Larry Pugh

Profile
- Positions: Offensive guard Defensive tackle

Personal information
- Born: November 5, 1943 (age 82) New Castle, Pennsylvania

Career information
- College: Westminster College
- College Football Hall of Fame

= Larry Pugh =

American football player (born 1943)

Larry Pugh (born November 5, 1943) is an American former football player. He played offensive guard and defensive tackle for Westminster College. He was elected to the College Football Hall of Fame in South Bend, Indiana in 1998.

==College career==

While at Westminster, he received All-American Honors on both sides of the field, and was considered one of the most sought after athletes of his time. Larry Pugh was a four-year starter, a three-year all-conference player, and two-year NAIA All-America for Westminster College located at New Wilmington, Pennsylvania. The NAIA named Pugh All-America at offensive guard in 1962, and at defensive tackle in 1964. (He was second team All-America at offensive guard in 1963.) In his years, 1961–64, Westminster won four championships in the West Penn Conference.
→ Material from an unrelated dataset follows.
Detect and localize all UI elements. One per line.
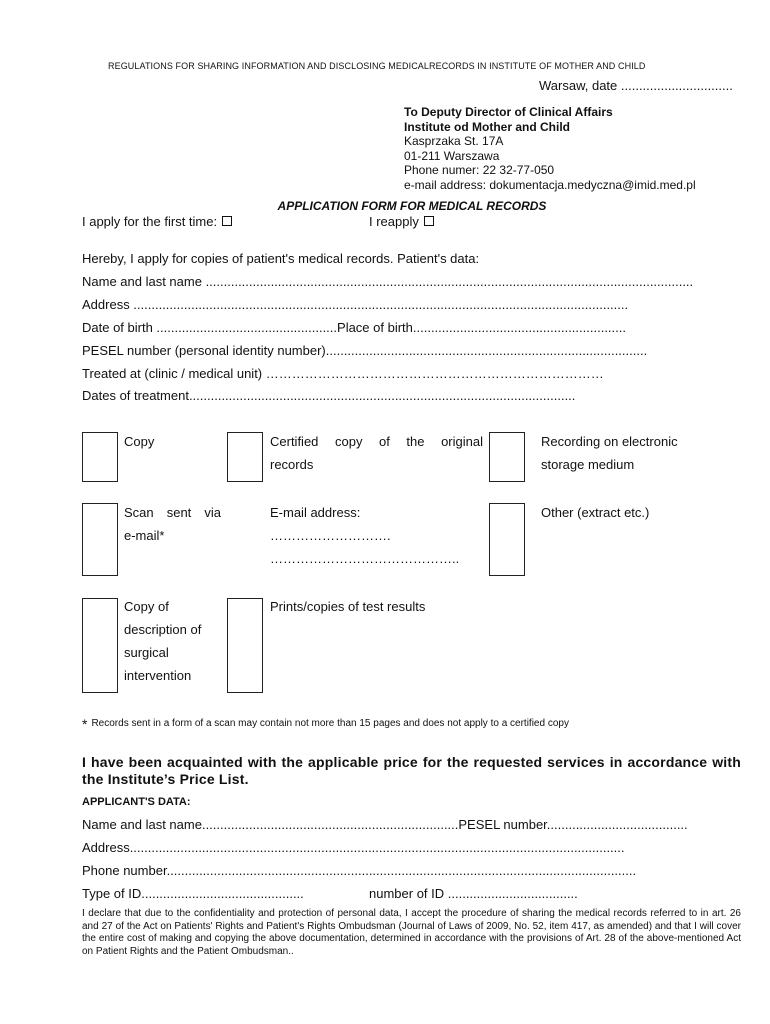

The Saturday Evening Post named Pugh one of the top three linemen in the East. He was Westminster captain in 1964. In that year Westminster had an 8–0 record and held opponents to 129 yards a game on defense. This gave Westminster the third best ranking on defense among all small college teams. Larry Pugh entered the College Football Hall of Fame in 1998 with a strong class of professional athletes including Johnny Roland, Danny White, Randy Gradishar, Bo Jackson, Brad Budde and Pittsburgh Steeler Donnie Shell.

==Post–college==
Larry Pugh was drafted by the Cleveland Browns, where he eventually suffered a career ending knee injury. He spent the rest of his career as a highly regarded educator and coach in the New Castle Area school system. He currently resides in New Castle.